Your 50s and 60s Hormone Balancing Diet
- Focus on organic, hormone-free, little to no processed foods,
- Eat the rainbow of vegetables so you may get as many natural sources of vitamins, minerals, and micronutrients as possible.
- Keep starting your day with a green juice to assist healthy liver function and keep arteries clean.
- Stick to lean sources of protein and healthy fats like olive oil, nuts, and avocados also known as “brain food,” which also help your hormone balancing diet
- Consider a Vitamin D supplement, which may help lower blood pressure and cortisol levels for better sleep.
- Keep your gut, aka your second brain, clean to maintain cognitive abilities sharp longer. Read more about how gut health may affect your brain.
- Maintain an active lifestyle that revolves around breathing exercises and cardiovascular health.

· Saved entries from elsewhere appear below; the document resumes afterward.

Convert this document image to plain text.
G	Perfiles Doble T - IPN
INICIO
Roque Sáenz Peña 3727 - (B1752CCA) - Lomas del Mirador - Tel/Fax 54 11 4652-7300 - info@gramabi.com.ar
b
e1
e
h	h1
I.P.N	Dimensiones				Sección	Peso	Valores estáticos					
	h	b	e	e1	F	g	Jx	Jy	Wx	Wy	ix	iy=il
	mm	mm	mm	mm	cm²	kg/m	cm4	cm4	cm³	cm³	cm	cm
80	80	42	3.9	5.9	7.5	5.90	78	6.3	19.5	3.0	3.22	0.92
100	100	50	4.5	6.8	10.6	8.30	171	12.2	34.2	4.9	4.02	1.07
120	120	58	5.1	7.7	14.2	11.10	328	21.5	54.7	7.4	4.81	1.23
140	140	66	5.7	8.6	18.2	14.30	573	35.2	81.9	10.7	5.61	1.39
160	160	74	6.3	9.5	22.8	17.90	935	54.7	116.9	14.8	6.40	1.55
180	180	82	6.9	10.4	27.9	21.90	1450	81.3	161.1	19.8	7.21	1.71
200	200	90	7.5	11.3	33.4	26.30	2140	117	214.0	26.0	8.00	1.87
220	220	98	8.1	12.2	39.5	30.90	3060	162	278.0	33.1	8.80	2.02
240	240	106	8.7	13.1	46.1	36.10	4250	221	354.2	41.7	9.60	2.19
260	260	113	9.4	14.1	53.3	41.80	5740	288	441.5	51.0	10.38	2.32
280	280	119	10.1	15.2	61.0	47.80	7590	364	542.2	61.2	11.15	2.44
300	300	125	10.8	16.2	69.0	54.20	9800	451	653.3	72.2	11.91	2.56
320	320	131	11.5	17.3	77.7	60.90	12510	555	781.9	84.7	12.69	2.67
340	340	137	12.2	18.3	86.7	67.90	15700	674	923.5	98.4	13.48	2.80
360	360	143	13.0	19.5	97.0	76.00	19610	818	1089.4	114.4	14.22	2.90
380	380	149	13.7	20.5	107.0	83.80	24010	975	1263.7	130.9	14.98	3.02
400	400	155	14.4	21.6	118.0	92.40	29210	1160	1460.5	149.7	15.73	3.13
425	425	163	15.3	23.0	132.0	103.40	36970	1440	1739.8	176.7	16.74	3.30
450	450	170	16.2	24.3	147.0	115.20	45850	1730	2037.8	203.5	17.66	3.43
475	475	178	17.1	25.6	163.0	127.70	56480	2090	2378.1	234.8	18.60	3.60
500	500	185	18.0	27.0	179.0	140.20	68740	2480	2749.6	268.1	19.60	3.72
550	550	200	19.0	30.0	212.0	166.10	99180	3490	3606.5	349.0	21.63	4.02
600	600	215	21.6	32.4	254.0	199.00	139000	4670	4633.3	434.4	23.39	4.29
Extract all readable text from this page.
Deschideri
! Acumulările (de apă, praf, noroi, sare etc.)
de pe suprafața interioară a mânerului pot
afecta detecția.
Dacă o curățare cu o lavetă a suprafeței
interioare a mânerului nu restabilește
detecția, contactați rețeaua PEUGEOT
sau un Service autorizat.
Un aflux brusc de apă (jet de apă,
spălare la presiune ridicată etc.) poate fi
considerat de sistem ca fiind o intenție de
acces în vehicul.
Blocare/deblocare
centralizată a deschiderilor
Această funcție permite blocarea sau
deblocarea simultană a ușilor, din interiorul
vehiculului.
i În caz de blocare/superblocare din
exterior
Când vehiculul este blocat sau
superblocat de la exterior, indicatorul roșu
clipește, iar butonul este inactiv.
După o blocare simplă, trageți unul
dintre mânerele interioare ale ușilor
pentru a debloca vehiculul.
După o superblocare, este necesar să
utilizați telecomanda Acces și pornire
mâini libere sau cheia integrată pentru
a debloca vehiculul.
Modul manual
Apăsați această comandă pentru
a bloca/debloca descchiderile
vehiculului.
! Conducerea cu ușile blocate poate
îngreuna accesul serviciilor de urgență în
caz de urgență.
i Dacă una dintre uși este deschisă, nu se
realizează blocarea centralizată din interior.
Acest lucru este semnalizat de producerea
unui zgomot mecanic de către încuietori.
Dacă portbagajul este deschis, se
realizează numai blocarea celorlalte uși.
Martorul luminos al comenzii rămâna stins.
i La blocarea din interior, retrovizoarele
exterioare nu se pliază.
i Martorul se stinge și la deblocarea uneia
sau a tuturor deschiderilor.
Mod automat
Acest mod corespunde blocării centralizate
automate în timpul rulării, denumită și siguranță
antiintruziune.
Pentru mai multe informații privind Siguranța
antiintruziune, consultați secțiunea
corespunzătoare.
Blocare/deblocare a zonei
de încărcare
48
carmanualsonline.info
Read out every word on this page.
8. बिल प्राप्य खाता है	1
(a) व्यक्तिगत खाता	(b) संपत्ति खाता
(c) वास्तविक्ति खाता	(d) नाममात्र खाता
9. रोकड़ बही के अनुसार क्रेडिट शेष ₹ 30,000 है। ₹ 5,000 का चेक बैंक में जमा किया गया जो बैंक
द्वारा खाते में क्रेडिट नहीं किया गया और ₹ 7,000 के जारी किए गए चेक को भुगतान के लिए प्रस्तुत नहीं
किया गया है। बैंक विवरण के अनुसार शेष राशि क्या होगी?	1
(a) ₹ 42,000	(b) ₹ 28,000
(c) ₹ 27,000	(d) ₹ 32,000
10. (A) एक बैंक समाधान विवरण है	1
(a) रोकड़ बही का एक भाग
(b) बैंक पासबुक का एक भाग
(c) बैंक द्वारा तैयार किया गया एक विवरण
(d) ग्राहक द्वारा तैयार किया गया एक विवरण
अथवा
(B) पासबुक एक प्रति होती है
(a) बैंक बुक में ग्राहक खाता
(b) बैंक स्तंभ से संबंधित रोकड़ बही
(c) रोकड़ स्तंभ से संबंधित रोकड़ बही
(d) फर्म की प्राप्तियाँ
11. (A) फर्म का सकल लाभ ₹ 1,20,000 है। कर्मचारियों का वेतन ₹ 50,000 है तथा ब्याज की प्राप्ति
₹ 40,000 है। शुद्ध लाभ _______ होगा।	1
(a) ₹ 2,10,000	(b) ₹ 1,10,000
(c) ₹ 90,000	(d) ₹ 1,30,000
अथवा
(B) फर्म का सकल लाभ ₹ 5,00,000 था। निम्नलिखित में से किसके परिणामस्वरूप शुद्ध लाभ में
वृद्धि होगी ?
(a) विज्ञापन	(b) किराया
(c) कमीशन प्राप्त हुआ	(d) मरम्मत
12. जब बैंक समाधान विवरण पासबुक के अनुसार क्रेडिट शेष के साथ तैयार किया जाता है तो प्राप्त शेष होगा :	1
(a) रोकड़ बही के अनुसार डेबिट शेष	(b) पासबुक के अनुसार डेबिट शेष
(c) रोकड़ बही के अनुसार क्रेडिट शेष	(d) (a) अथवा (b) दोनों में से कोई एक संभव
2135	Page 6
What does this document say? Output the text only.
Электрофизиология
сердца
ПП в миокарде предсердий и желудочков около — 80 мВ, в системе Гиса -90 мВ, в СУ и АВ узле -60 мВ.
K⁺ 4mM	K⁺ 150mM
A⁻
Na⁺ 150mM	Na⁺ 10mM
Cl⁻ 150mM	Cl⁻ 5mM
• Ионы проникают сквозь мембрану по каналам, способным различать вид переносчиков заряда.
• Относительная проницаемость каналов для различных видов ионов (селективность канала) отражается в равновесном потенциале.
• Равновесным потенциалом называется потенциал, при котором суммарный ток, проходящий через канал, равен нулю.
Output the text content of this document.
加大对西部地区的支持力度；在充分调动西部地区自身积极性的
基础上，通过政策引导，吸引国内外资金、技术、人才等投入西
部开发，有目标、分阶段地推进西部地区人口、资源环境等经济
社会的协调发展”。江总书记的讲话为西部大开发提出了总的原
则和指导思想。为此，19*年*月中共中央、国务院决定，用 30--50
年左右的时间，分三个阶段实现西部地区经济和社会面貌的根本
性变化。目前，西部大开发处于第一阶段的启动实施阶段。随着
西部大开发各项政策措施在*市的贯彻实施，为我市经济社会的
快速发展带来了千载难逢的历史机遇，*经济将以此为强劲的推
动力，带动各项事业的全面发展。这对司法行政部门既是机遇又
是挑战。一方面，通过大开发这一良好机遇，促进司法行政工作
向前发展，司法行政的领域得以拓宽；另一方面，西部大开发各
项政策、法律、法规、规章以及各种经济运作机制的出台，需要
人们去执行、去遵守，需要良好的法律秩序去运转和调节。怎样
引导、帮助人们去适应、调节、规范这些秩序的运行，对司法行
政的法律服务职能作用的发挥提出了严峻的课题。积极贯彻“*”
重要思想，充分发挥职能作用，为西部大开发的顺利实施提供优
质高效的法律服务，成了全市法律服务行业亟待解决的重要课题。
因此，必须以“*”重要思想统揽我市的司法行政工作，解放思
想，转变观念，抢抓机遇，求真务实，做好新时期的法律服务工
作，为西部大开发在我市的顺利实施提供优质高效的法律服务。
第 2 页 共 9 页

PMS affects up to 80% of women and includes physical symptoms of bloating, cramps, breast tenderness, weight gain, and mental symptoms in mood swings, anxiety, and depression. And although most women have accepted these symptoms as “normal” the reality is, factors such as environmental toxins and higher stress levels than ever, have turned PMS into an epidemic.
There hasn’t been an easy way to approach all of the wide range of PMS symptoms, until now.
Organifi Harmony is a delicious cacao and chocolate-flavored superfood blend designed by some of the world’s top herbalists (who happen to be women), for women.
It’s not just for your time of the month! Harmony contains a daily dose of balancing herbs that supports your well-being all month long.
Harmony includes traditional healing ingredients such as Chaste Tree Berry and Shatavari, two highly potent herbs that have been used for centuries to decrease symptoms of PMS and support a healthy cycle.
A hormone-balancing diet is unique to every individual; a person suffering from Hashimoto’s will have very different needs from someone experiencing hyperthyroidism, or perimenopause.
Cruciferous green vegetables, calcium, collagen, vitamin c, biotin, lean protein, and healthy fats all work together to help you combat the signs of aging at different stages in your life.
Consider these healthy hormone-balancing diet tips as a starting point, keep an eye on your hormone levels, and ask your physician for at least a yearly blood-work check-up to stay on top of any developing issues.
Graceful aging is possible when you leverage superfoods, exercise, and mindful living.